Individuals who had bipolar disorder with psychotic features also had deficits in conscious access compared with those with bipolar disorder but no psychosis and with healthy controls, Dr. Josselin Houenou of APHP, Hopitaux Universitaires Mondor in Creteil, France, and colleagues report in The Journal of Neuroscience.
The findings support the global neuronal workspace (GNW) theory, which posits that conscious access requires global activation of long-distance neuronal networks.
"The GNW theory assumes that conscious perception arises from the stabilization of neuronal activity within a distributed network, rendering a specific piece of information reportable to others," Dr. Houenou and his colleagues explain.
Increased threshold for conscious perception and altered cerebral connectivity occur in schizophrenia and bipolar disorder, the authors note, but it's unclear whether these deficits are related to one another, or how they relate to psychosis.
To investigate, they compared consciousness threshold to cerebral structural connectivity in 97 people, including 46 healthy controls, 25 schizophrenia patients, 17 bipolar disorder patients with a history of psychosis, and nine bipolar disorder patients with no psychosis history.
They measured consciousness threshold with visual masking and cerebral connectivity with diffusion magnetic resonance imaging (MRI) tractography. They looked specifically at bundles of fibers involved in consciousness based on the GNW theory: the inferior-fronto-occipital fasciculus (IFOF), cingulum long fibers (CLF) and corpus callosum. Two non-consciousness-related bundles served as controls.
The masking threshold was 53 ms for study participants without psychosis and 63 ms for those who had psychosis (P<0.001). Among bipolar patients, average threshold was 49 ms for those without psychotic symptoms and 63 ms for those with psychotic symptoms (P=0.02).
The masking threshold was similar for the bipolar disorder patients without psychosis and the controls (49 ms vs. 54 ms).
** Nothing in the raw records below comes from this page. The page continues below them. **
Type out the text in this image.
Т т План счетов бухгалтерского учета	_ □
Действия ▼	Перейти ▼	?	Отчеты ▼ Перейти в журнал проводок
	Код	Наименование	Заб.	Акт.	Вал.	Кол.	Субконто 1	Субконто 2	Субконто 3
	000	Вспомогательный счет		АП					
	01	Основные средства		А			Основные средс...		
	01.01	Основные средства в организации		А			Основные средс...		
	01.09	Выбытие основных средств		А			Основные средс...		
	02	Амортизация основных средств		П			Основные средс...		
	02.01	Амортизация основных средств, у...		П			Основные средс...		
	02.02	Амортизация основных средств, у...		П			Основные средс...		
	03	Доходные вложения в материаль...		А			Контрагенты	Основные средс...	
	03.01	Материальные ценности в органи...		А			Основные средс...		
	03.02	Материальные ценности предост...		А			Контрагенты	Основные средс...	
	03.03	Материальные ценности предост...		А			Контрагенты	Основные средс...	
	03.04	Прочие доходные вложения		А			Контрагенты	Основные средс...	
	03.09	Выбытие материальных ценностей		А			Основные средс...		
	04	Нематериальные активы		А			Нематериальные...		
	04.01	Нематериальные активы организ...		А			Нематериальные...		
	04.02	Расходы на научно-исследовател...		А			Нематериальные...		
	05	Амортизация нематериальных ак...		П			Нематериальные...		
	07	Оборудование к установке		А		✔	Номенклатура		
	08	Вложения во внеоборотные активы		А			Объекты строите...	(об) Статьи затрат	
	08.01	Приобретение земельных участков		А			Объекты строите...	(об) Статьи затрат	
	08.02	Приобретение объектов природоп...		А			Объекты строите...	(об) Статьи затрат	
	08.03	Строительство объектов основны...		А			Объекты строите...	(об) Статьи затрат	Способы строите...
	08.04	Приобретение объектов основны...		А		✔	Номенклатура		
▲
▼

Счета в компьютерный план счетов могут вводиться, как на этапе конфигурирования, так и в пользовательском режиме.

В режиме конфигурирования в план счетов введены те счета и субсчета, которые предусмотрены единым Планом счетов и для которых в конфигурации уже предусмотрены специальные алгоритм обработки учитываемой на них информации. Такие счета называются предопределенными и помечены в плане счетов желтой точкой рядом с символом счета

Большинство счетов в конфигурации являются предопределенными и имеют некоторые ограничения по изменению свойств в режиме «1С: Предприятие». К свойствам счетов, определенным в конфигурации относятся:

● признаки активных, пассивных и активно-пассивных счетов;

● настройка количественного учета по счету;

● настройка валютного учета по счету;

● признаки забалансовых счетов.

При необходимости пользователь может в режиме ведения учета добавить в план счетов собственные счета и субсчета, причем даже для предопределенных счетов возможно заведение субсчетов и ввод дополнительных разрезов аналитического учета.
For patients and controls, masking threshold negatively correlated with mean generalized fractional anisotropy in the IFOF, CLF and corpus callosum, but not in the control bundles.
The findings support the theory, in schizophrenia research and psychiatry at large, that people with psychosis rely too much on "prayer" - their beliefs - and not enough on visual and other sensory information, Dr. Houenou told Reuters Health in a phone interview.
"Patients do not have a good enough conscious access to external stimuli," he said. "That's why they do not use enough of that external stimulation."
If confirmed, findings could help guide therapy for patients with psychosis, he added, by showing them that they should rely more on their senses and less on their own beliefs.